BERKELEY HEIGHTS, N.J. ( TheStreet) -- Many 50- and 60-year-olds look at the pot of money they've accumulated for retirement and think they can't afford to lose any. They have a very short-term investment perspective with minimal tolerance for risk, and given the market carnage of 2008 and early 2009, who could blame them?
Unfortunately, those taking this approach are unwittingly sabotaging their retirements, because they have focused solely on investment risk and are ignoring two others: inflation and longevity.
|For most people, being 100% invested in cash is a sure-fire way to lose purchasing power and outlive their money.

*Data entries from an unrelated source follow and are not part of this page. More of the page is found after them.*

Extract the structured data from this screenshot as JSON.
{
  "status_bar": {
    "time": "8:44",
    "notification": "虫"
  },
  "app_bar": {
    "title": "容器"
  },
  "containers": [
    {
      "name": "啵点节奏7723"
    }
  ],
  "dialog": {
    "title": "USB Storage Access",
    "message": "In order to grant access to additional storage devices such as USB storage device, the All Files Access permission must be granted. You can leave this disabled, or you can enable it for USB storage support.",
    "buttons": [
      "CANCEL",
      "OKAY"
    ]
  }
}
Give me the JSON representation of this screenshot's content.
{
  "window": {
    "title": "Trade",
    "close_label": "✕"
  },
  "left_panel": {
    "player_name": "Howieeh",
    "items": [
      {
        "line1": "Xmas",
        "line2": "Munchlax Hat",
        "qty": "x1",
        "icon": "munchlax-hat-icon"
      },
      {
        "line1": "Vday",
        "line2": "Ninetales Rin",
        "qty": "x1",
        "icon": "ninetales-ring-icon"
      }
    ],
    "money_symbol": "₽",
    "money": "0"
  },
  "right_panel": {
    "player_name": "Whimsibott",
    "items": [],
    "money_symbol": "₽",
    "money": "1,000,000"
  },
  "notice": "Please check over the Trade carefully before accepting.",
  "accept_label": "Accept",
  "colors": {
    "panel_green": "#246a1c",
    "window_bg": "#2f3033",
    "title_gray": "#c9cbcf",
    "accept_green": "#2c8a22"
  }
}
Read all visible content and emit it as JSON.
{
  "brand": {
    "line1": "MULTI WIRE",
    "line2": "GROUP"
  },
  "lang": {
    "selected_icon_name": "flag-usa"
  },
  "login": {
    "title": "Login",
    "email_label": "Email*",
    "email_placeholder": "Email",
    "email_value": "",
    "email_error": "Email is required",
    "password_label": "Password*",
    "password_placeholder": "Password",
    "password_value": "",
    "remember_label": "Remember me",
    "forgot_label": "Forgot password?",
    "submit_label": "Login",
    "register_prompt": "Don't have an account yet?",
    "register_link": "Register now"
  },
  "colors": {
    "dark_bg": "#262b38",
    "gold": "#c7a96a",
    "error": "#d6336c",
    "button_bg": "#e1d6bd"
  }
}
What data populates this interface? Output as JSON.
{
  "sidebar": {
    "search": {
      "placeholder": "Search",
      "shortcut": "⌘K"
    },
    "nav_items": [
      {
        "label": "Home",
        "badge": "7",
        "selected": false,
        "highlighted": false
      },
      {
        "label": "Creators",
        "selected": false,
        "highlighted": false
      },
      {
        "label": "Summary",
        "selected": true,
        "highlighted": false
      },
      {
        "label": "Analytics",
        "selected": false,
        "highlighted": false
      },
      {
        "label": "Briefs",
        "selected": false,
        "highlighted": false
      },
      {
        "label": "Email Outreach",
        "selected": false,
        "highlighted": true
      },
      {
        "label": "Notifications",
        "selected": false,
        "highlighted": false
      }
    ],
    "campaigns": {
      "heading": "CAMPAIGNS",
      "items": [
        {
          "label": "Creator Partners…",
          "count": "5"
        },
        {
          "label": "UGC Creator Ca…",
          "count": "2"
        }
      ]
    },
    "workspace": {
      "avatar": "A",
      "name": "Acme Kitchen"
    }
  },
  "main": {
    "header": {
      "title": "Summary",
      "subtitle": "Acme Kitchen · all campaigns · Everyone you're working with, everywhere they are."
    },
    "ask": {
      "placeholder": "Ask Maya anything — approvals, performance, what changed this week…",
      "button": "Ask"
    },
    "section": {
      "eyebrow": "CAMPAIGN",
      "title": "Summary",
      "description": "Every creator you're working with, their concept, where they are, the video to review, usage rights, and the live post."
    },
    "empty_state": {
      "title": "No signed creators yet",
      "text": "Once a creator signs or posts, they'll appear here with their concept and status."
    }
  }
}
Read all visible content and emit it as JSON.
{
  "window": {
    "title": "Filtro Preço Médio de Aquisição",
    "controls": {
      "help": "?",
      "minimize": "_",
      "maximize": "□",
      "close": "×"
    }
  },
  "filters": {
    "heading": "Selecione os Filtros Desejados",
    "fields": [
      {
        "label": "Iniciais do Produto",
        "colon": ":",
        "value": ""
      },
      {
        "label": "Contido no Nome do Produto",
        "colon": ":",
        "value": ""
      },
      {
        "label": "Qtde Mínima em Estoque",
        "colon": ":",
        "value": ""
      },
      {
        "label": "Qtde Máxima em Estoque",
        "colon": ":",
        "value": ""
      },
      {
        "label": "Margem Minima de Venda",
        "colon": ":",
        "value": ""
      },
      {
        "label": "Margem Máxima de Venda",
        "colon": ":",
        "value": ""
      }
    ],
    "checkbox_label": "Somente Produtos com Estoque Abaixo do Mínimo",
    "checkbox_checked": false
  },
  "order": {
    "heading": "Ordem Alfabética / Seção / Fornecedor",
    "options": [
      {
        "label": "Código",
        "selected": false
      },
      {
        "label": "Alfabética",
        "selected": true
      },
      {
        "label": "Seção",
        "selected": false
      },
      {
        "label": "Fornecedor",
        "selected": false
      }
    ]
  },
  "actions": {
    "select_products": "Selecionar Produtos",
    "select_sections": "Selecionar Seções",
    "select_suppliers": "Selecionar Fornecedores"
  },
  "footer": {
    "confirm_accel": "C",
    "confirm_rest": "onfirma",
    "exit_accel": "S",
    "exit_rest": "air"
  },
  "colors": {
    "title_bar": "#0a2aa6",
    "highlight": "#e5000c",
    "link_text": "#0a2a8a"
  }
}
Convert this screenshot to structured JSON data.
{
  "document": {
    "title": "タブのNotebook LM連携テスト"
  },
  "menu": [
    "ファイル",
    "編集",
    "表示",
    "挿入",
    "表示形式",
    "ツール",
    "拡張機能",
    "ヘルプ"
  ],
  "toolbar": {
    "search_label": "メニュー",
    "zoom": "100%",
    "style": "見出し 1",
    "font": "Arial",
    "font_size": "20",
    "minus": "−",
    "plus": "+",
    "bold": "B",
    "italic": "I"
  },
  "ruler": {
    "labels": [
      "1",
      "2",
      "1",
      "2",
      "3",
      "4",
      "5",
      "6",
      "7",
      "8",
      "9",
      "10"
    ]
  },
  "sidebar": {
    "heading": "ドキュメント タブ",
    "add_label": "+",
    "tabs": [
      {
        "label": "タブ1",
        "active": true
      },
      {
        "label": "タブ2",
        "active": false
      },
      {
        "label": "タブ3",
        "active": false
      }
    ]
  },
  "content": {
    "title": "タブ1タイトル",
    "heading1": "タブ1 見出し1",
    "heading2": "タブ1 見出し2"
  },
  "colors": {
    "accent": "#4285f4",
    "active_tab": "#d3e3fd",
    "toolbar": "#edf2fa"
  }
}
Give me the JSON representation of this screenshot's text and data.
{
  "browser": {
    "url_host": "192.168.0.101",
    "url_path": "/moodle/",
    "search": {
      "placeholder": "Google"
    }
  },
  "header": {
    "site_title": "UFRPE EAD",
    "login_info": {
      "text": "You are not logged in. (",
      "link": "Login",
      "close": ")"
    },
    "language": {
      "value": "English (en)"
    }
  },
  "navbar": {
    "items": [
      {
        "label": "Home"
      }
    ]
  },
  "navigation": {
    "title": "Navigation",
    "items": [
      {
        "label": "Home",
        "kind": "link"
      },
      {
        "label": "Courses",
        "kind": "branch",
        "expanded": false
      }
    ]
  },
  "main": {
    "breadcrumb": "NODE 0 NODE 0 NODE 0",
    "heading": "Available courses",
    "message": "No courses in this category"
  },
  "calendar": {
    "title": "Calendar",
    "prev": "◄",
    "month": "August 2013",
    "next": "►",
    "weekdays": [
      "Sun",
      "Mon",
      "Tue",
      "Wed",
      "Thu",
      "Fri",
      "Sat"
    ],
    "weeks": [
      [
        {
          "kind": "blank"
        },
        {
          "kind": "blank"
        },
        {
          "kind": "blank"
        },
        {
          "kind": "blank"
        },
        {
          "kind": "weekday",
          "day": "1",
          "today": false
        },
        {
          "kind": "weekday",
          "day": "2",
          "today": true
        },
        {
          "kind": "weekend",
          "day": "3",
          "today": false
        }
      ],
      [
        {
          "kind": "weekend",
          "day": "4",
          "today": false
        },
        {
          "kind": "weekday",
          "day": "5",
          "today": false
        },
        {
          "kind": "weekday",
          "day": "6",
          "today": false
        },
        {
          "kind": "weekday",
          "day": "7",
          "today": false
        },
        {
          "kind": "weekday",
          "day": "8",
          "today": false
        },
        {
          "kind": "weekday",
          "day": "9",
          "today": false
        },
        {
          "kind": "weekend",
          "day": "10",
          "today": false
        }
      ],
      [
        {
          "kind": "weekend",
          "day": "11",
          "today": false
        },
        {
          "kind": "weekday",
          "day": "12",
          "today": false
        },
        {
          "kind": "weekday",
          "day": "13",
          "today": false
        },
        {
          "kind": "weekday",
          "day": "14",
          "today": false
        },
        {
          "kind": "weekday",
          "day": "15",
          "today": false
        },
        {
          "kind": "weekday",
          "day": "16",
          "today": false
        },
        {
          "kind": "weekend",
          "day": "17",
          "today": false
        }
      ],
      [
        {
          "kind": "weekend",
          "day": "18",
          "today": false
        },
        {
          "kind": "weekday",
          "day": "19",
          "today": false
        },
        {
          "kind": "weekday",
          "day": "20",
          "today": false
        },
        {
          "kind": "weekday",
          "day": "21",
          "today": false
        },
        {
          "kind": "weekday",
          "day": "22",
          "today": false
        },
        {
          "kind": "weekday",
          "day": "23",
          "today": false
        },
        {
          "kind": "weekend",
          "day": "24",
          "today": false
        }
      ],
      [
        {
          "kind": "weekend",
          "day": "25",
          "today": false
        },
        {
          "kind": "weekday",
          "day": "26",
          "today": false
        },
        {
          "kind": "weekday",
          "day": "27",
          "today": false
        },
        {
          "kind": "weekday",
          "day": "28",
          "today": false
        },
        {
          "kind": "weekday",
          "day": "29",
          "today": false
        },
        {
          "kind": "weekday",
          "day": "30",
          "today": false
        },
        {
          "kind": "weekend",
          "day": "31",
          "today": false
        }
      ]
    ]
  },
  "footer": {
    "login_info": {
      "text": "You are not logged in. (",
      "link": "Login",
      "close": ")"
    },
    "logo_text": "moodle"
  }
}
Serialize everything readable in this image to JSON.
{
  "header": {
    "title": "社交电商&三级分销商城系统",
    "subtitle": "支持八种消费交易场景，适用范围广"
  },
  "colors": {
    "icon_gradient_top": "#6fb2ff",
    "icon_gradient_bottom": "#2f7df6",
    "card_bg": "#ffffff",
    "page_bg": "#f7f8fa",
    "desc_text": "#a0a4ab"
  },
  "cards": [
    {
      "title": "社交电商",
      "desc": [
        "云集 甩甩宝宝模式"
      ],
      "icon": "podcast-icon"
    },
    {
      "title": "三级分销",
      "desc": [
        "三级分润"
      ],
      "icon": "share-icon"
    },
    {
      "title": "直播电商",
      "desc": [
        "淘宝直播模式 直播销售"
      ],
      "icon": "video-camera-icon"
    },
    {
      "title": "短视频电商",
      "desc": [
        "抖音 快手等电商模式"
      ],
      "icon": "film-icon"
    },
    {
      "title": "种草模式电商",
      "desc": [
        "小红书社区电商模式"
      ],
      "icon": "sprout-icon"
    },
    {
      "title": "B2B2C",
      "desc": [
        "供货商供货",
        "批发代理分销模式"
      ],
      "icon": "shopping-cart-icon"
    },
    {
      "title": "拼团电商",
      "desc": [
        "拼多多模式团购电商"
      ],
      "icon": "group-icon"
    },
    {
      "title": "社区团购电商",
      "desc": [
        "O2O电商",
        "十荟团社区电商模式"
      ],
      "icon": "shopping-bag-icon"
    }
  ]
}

What impact does inflation have on a retiree's standard of living? The long-term U.S. inflation rate is roughly 3%, which sounds relatively benign -- but for perspective, here is the impact a 3% annual inflation rate has on $100 of purchasing power over time:
- 10 years: $74.40, or 26% decline
- 15 years: $64.18, or 35% decline
- 30 years: $41.19, or 58% decline
The next risk, longevity risk, is probably the most often underestimated by older workers and new retirees. For perspective, a married 65-year-old couple, neither of whom smokes, has a 50% chance that at least one will live to be 92. There is even a 30% chance one will make it to 96! So for a newly retired 65-year-old, a portfolio needs to be designed for a 30-year period.
For most people, being 100% invested in cash is a sure-fire way to lose purchasing power and outlive their money. From 1926 through 2008, Treasury bill returns have averaged just 3.7% per year. Subtract inflation of 3% and you get a 0.7% pretax return. After taking out income taxes there is not much left.
So how does one fight inflation and longevity risk? Those lucky enough to have an inflation-adjusted pension plan are way ahead of those who do not. Their pension and Social Security benefits will be received as long as they are alive, plus inflation increases.
Older people without an inflation-adjusted pension plan, though, need to have a portfolio designed to provide a real rate of investment return. Getting a real return is key to keeping up with inflation and making money last. The tradeoff for getting a real return is accepting some investment risk. Older people need to view investment risk in terms of a 30-year time frame rather than a single year.
To illustrate the huge difference in the minimum return of a one-year versus 20-year holding period, look at data from between 1926 and 2008, when for a 50% equity and 50% bond portfolio the worst one-year return was minus 24.7% in 1931. But the minimum return for the same portfolio using a 20-year holding period was 4.6% between 1929-48. Since most 50- and 60-year-olds are planning for a 25-plus-year retirement, the investment risk is a tradeoff they will have to make.
Clearly investment risk is a very real and unsettling risk for many older people. My advice is not to let investment risk outweigh the risks of outliving your money or having a declining standard of living.